Em 'La Vida Útil', a dura e reveladora fase do recomeço

Há 25 anos, Jorge (Jorge Jellinek) segue religiosamente a mesma rotina: sai de casa, onde mora com os pais, e vai trabalhar na Cinemateca local. Entre seus afazeres gerais, estão os de organizar mostras e divulgar a programação em uma estação de rádio, além de cuidar do espaço, o que implica supervisionar os equipamentos e até mesmo as poltronas - a ponto de testá-las, uma a uma, sentando-se nelas.

AE, Agência Estado

28 de setembro de 2012 | 12h09

Aos 45 anos, Jorge, que dedicou mais da metade de sua vida ao lugar, vê ameaçada sua condição aparentemente segura quando a Cinemateca precisa encerrar as atividades. Esse solitário que é impulsionado pelo destino para fora da zona de conforto é a figura central do filme La Vida Útil, em preto e branco, do diretor uruguaio Federico Veiroj, que entra em cartaz neste sexta-feira, com exclusividade, na Reserva Cultural.

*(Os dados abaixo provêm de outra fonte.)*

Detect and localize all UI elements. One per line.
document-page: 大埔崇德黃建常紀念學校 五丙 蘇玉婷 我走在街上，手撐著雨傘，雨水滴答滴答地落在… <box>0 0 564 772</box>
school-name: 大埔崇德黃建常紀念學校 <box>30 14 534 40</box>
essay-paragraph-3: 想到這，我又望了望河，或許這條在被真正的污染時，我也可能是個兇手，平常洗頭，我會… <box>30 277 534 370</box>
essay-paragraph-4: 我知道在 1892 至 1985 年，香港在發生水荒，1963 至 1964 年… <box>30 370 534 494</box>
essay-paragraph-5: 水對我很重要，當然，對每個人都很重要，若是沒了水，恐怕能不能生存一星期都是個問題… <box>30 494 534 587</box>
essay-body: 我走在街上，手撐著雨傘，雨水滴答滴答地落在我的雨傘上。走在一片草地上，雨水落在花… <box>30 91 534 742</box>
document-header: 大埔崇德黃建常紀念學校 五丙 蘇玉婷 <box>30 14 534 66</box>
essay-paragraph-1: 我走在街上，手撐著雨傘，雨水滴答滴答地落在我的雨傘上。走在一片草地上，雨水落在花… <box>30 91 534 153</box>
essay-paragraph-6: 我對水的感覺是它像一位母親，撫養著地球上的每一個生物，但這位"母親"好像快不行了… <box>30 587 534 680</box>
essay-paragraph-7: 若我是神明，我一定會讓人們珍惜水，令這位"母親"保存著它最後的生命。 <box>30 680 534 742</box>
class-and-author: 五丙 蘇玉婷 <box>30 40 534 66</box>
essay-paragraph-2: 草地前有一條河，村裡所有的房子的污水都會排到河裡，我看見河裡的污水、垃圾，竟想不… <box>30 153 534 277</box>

Veiroj acompanha a história de um homem perto da meia-idade entrando em colapso dentro de uma situação plausível. Ao colocar uma Cinemateca como cenário da trama, ele expõe um fato muito comum atualmente nas grandes cidades: as salas que fazem resistência aos títulos comerciais e a toda tecnologia de última geração sendo "engolidas" pelos cinemões com telas Imax, equipamentos para reproduzir efeitos em 3D, entre adventos dos novos tempos.

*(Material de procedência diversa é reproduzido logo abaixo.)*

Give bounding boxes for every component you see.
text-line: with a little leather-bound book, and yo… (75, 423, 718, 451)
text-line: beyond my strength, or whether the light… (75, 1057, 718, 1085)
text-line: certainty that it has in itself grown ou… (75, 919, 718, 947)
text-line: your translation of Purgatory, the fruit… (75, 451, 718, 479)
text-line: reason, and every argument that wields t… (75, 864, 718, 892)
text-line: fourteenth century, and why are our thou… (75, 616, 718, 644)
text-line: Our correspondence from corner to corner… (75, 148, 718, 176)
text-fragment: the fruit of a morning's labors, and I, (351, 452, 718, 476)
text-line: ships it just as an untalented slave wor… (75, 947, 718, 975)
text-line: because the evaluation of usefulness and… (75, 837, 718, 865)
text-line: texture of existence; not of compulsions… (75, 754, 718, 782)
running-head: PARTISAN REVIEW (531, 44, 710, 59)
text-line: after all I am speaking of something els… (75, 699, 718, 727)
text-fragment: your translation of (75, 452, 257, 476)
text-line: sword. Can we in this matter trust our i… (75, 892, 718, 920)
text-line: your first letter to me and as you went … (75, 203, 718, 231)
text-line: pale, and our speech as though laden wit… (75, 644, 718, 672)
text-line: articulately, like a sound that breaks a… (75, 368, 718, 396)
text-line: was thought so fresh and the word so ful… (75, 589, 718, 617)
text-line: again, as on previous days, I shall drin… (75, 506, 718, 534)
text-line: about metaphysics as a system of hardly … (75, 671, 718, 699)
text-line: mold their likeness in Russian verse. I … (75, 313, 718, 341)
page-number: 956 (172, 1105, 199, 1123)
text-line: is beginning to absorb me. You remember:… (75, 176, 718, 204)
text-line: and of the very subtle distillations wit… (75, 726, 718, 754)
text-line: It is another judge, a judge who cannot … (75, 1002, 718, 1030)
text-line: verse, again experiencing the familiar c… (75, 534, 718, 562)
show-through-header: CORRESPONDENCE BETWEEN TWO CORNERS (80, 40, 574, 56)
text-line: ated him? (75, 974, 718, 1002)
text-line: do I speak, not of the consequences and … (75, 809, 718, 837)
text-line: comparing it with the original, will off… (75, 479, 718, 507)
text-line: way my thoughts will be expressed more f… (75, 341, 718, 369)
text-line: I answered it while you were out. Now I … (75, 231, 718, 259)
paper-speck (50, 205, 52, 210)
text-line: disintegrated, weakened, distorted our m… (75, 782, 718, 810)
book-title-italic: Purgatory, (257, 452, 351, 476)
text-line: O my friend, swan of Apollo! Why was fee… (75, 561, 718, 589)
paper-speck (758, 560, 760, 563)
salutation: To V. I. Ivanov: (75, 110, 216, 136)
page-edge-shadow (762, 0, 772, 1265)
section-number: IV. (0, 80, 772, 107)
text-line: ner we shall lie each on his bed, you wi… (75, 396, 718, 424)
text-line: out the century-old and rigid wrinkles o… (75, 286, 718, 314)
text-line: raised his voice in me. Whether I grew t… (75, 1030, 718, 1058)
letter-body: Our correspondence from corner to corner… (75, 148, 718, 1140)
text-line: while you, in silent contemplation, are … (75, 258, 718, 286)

É o que acontece com a Cinemateca de Jorge. Com baixa frequência de público, o espaço perde a ajuda financeira de uma fundação, por considerá-lo "pouco rentável". Não há mais como mantê-lo. Jorge sai sem rumo pela cidade. E descobre, em um único dia, que existe vida - e amor - no mundo lá fora.

As informações são do Jornal da Tarde.